Samanta Schweblin dió unas cuantas entrevistas en estos días debido a la salida de su último libro El buen mal (2025) y, como buena fan, ya escuché casi todas; y la que todavía no, ya la tengo guardada en una playlist para “ver más tarde” (seguro en los escasos minutos de mi rutina de tablas, sentadillas y saltos). La recuerdo ahora porque compartió una anécdota muy graciosa. Dijo que mientras renegaba con la escritura de su libro se inscribió en un gym porque necesitaba desconectar: entre otros problemas, no lograba darle forma a un antagonista muy importante. Resultó ser que ahí nomás, frente a ella, se le apareció la inspiración. Le tocó un entrenador muy particular, “un loco de la guerra” que la llamaba por el apellido, que le gritaba, que le decía “así no Schweblin” y que tenía frases muy raras para ejemplificar la manera correcta de hacer los ejercicios como por ejemplo “Schweblin, una mujer está embarazada o no está embarazada: no está medio embarazada”. Algo es real, el “malo” de “El superior hace su visita” es tan hilarante como inquietante; y también que la necesidad de la autora de hacer ejercicio desembocó en un cuento genial.
Ojalá yo pudiera decir que mi rutina de entrenamiento me oxigena el cerebro y que cuando termino la musa me inspira textos maravillosos. Por ahora, sigo en la etapa de preguntarme para qué y qué tan necesario es, aunque, cábala mediante, siga meta fuerza y resistencia.

Entre gauchos y olimpiadas
Estuve leyendo otro gran libro esta semana: Las aventuras de la China Iron de Gabriela Cabezón Cámara. Ahora que trato de redondear esta columna, de ser posible rápido para ir a dedicarle veinte minutos a mis músculos, recuerdo un pasaje en el que, alerta de spoiler, Hernández (autor de nuestro Martín Fierro) aparece como un personaje más —aunque con cierta relevancia—, que quiere reformar a los gauchos, prepararlos para la civilización; y para lograrlo pone en práctica varias estrategias, una de las cuales es obligarlos a hacer una rutina de gimnasia todas las mañanas: “Los gauchos, boca abajo, cada uno sobre una tela blanca, levantaban y bajaban sus cuerpos rígidos, se volvían tablas y se sostenían con la sola fuerza de sus brazos. Gym, dijo Liz (...)”
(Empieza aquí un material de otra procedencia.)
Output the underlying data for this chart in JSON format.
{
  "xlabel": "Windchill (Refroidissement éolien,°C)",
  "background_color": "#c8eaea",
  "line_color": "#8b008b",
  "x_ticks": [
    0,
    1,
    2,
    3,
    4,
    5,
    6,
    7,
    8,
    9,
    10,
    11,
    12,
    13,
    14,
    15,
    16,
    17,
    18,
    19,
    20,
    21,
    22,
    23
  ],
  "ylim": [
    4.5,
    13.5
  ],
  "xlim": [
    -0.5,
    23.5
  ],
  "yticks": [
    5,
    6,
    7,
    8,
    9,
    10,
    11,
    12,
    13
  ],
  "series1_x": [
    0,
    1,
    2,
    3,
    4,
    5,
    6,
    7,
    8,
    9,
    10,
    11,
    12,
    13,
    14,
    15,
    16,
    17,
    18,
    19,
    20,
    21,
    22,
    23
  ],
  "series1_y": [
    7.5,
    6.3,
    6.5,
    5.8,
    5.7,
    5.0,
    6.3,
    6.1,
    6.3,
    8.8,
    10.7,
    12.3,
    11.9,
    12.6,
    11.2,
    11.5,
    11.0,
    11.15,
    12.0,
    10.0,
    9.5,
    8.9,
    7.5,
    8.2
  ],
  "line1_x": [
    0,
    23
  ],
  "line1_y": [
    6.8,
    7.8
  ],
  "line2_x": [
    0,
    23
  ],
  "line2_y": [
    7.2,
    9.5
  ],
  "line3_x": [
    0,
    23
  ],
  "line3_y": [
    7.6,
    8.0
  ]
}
Para cerrar, este datito con el que me encontré escuchando a un escritor, pensador, que adoro, Alejandro Dolina. Resulta que Ferenice de Rodas fue una mujer de la antigua Grecia, atleta ella, hija de un atleta campeón y madre de otro. Su nombre trascendió porque, al morir el padre de su hijo, ella no solo siguió entrenándolo, sino que además se disfrazó de varón para poder acompañarlo y es que, en aquellas épocas, las mujeres no podían competir, pero además, las casadas, tampoco tenían permitido presenciar las competencias. A Ferenice la descubrieron y, por hechos que dependen de quién cuente la leyenda, la terminaron “perdonando”. Eso sí, a partir de su transgresión, por las dudas, atletas y entrenadores, debieron empezar a competir completamente desnudos. No vaya a ser que una chica se cuele entre sus filas. ¿Peter Muller y sus ejercicios sin ropa habrán sacado la inspiración de acá?
En fin, Fernice no habrá sido escritora, pero, leyenda o no, no se puede negar que metió una linda página literaria en la historia universal.